Analytics skills essential for business survival in ‘data decade’
Professionals will need to learn data science skills to do their jobs and help their companies thrive in the next decade, say business leaders.
Most managers believe data analytics, automation, and AI will be essential for business survival in the coming years yet lack the necessary knowledge that underpins it, according to MHR Analytics research.
“We wanted to explore the levels to which organizations across all sectors are developing their data strategies, as businesses get ready to enter a new decade that promises unprecedented digital acceleration,” said Laura Timms, MHR Analytics Product Strategy Manager.
“Without the crucial component of a good data foundation, it is impossible to implement advanced analytics, automation or AI,” she said.
“Despite a widespread appetite for adopting these technologies, the study showed that a better understanding of data strategy basics will be vital for companies to launch the data-driven projects they know they need to compete.”
The Data Decade survey, which polled 500 senior technology and finance managers in large UK organizations, found that:
- More than half (55 percent), believe data analytics will be essential for business survival in the next ten years, 53 percent say automation will be essential, and 42 percent believe AI will be essential.

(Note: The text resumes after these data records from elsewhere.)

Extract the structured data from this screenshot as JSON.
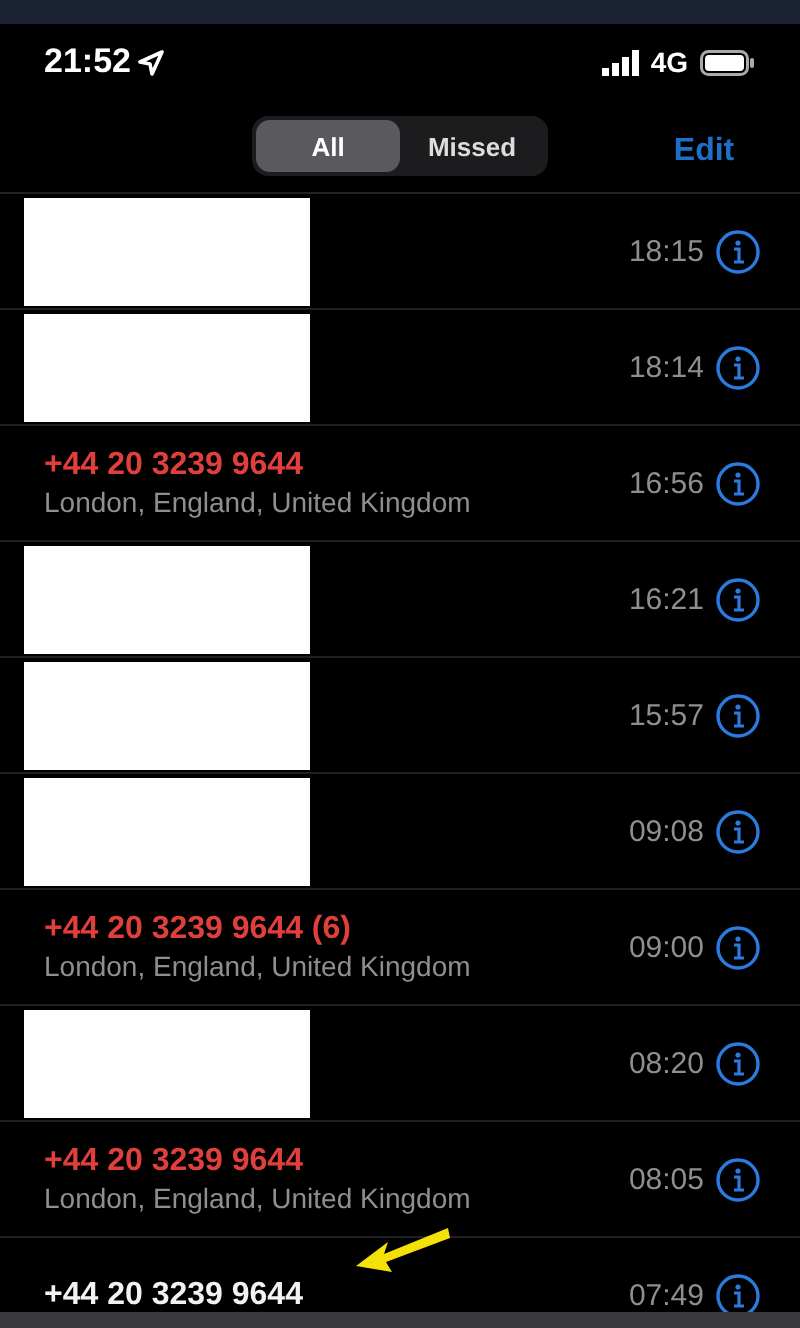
{
  "status_bar": {
    "time": "21:52",
    "network": "4G"
  },
  "segments": [
    {
      "label": "All",
      "selected": true
    },
    {
      "label": "Missed",
      "selected": false
    }
  ],
  "edit": "Edit",
  "calls": [
    {
      "kind": "redacted",
      "time": "18:15"
    },
    {
      "kind": "redacted",
      "time": "18:14"
    },
    {
      "kind": "number",
      "number": "+44 20 3239 9644",
      "missed": true,
      "location": "London, England, United Kingdom",
      "time": "16:56"
    },
    {
      "kind": "redacted",
      "time": "16:21"
    },
    {
      "kind": "redacted",
      "time": "15:57"
    },
    {
      "kind": "redacted",
      "time": "09:08"
    },
    {
      "kind": "number",
      "number": "+44 20 3239 9644 (6)",
      "missed": true,
      "location": "London, England, United Kingdom",
      "time": "09:00"
    },
    {
      "kind": "redacted",
      "time": "08:20"
    },
    {
      "kind": "number",
      "number": "+44 20 3239 9644",
      "missed": true,
      "location": "London, England, United Kingdom",
      "time": "08:05"
    },
    {
      "kind": "number",
      "number": "+44 20 3239 9644",
      "missed": false,
      "marked": true,
      "time": "07:49"
    }
  ]
}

- A fifth (21 percent) of UK companies plan to implement AI yet they do not have a data strategy to support it, suggesting a better understanding will be necessary
- Skills gaps are delaying AI adoption, with 40 percent reporting this as a barrier to advanced analytics.
- Data science skills will increase in importance, with 43 percent of senior professionals saying they will need to learn data science or analytics skills to progress their role in the next five years.
- 43 percent say their role will become more strategic as traditional tasks become automated, with 91 percent saying their department will become more efficient due to automation.
“The research results demonstrate the positive aspirations that senior leaders have about data-driven technology, and how it will evolve and advance their roles and keep their organizations competitive in the next decade,” said Timms.
“But delivering any AI-based system relies on getting the basics right with every aspect of your data quality, and on taking a step-by-step approach to data maturity.”
In the MHR Analytics report, Advancing with Analytics: Spreadsheets to AI, AI expert Bernard Marr revealed how different organizations are establishing data strategies to underpin their AI aspirations.
For example, Marr explains how Royal Shell is using AI to solve the problem facing the company’s drive to roll out electric vehicle-charging terminals.
Motorists weren’t keen to make the switch to electric vehicles while the number of terminals was so limited and while forecourt operators weren’t offering charging terminals because demand was so low.
A focused data strategy underpinning AI techniques offered a solution to this ‘chicken and egg’ issue.
Royal Shell’s RechargePlus program uses AI to monitor and predict demand for charging terminals throughout the day. By better understanding customer charging needs, power can be supplied more efficiently – which, in turn, saves motorists money and will potentially encourage more motorists to make the switch to electric cars.